In the second cycle of the DSRM project, DP2 was refined by exploring various methods for synthetic data generation, addressing prior expert feedback. A systematic literature review identified algorithms like GANs, Gaussian mixture models, and variational autoencoders, which were tested on a financial fraud detection dataset. Privacy checks confirmed the safety of the generated data. The findings underscored the importance of combining synthetic and real data, leading to a new design principle (DP5) and an updated system architecture.
- literatureReview.xlsx - contains information about the papers which were used to select the algorithms for the later experiments.
To run the code to conduct the exeriments described in the paper please follow the steps below:
- Use the information provided in DATA.MD to download the necessary data.
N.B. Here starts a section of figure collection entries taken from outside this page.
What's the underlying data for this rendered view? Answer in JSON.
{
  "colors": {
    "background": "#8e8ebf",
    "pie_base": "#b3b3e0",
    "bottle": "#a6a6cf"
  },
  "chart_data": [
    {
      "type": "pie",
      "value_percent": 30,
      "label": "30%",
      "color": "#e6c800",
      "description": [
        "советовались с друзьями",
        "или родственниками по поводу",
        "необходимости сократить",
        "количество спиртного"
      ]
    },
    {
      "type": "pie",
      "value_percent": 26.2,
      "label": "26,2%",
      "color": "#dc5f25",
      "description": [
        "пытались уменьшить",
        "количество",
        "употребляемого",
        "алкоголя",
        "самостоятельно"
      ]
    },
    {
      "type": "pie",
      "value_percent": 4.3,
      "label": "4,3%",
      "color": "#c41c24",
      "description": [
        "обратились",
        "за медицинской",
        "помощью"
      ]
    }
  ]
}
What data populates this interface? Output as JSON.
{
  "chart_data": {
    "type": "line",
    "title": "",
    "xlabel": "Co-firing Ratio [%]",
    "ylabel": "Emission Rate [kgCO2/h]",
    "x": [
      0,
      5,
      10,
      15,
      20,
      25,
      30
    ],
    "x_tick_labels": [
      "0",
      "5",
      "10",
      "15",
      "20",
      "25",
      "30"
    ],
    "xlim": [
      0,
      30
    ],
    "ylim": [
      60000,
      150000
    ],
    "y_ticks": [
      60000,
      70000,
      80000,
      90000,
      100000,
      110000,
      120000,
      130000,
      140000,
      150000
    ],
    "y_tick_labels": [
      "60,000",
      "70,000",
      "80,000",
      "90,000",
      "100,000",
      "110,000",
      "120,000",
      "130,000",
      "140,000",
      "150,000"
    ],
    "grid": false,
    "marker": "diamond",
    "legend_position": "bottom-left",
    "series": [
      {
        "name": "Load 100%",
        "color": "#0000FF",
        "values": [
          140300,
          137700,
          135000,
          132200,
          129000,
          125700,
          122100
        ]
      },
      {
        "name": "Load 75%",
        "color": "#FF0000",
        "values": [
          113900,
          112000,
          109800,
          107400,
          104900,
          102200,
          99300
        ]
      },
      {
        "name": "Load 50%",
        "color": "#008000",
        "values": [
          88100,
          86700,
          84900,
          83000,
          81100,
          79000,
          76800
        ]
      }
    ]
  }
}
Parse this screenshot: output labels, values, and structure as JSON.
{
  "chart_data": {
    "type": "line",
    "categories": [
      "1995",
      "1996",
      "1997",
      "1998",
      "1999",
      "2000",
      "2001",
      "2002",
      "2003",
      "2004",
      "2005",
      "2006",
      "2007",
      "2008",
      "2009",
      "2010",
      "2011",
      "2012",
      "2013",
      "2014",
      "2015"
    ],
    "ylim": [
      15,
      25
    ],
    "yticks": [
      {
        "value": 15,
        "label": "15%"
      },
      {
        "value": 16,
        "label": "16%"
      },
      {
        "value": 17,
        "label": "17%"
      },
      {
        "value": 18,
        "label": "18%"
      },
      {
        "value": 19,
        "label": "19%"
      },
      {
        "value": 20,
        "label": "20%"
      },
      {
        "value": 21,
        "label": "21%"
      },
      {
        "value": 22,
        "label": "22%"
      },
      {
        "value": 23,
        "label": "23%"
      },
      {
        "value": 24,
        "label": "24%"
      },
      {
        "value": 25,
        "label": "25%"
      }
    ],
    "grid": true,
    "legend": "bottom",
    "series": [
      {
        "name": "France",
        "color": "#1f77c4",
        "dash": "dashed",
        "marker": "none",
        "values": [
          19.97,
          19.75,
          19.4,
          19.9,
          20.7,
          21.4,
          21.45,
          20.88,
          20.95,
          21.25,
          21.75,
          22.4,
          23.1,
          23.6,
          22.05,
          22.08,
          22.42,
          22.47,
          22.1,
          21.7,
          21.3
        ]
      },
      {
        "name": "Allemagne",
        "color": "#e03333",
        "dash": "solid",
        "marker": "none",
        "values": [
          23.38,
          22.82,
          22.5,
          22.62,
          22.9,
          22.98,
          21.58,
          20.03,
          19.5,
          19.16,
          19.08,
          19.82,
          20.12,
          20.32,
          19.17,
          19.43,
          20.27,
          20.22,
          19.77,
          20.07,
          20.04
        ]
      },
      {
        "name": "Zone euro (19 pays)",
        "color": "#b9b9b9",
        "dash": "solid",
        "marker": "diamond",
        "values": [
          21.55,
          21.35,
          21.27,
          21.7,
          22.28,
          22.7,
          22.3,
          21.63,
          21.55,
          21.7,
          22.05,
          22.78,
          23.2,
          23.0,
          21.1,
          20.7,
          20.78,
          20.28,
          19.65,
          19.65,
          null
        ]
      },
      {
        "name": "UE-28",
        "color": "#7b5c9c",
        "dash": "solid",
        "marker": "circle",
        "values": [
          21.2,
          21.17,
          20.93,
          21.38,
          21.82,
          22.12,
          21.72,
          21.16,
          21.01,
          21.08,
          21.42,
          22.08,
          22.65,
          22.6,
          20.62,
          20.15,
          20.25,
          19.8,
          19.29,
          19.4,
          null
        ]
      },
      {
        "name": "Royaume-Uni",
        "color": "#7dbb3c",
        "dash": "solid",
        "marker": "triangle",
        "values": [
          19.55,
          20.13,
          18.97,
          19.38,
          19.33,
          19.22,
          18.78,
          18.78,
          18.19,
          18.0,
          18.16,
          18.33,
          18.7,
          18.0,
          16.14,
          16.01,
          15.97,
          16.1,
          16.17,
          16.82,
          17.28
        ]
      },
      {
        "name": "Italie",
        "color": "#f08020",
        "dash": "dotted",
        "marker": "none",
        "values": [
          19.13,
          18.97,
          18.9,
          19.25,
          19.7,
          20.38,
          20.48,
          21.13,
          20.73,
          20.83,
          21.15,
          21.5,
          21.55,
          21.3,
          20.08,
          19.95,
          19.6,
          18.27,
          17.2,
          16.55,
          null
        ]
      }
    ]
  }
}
- (Optional) Run 00_assessFeatureImportance.py to assess the importance of the features in the dataset and generate some descriptive statistics.
- Run 01_preprocessData.py to preprocess the data and generate the necessary files for the experiments.
- In the 02_paramSearch folder run each of the listed scripts to conduct the hyperparameter search for the respective algorithm. Please note you need to be logged in to wandb.ai for this to work.
- Run 03_generateSyntheticData.py to generate the synthetic data using the best hyperparameters found in the previous step.
- Run 04_performanceEvaluation.py to evaluate the performance of the synthetic data generated in the previous step.
- Run 05_privacyEvaluation.py to evaluate the privacy of the synthetic data generated in the previous step.
- Run 06_visualizeEvaluation.py to visualize the results of the performance evaluation and generate the plots displayed in the paper.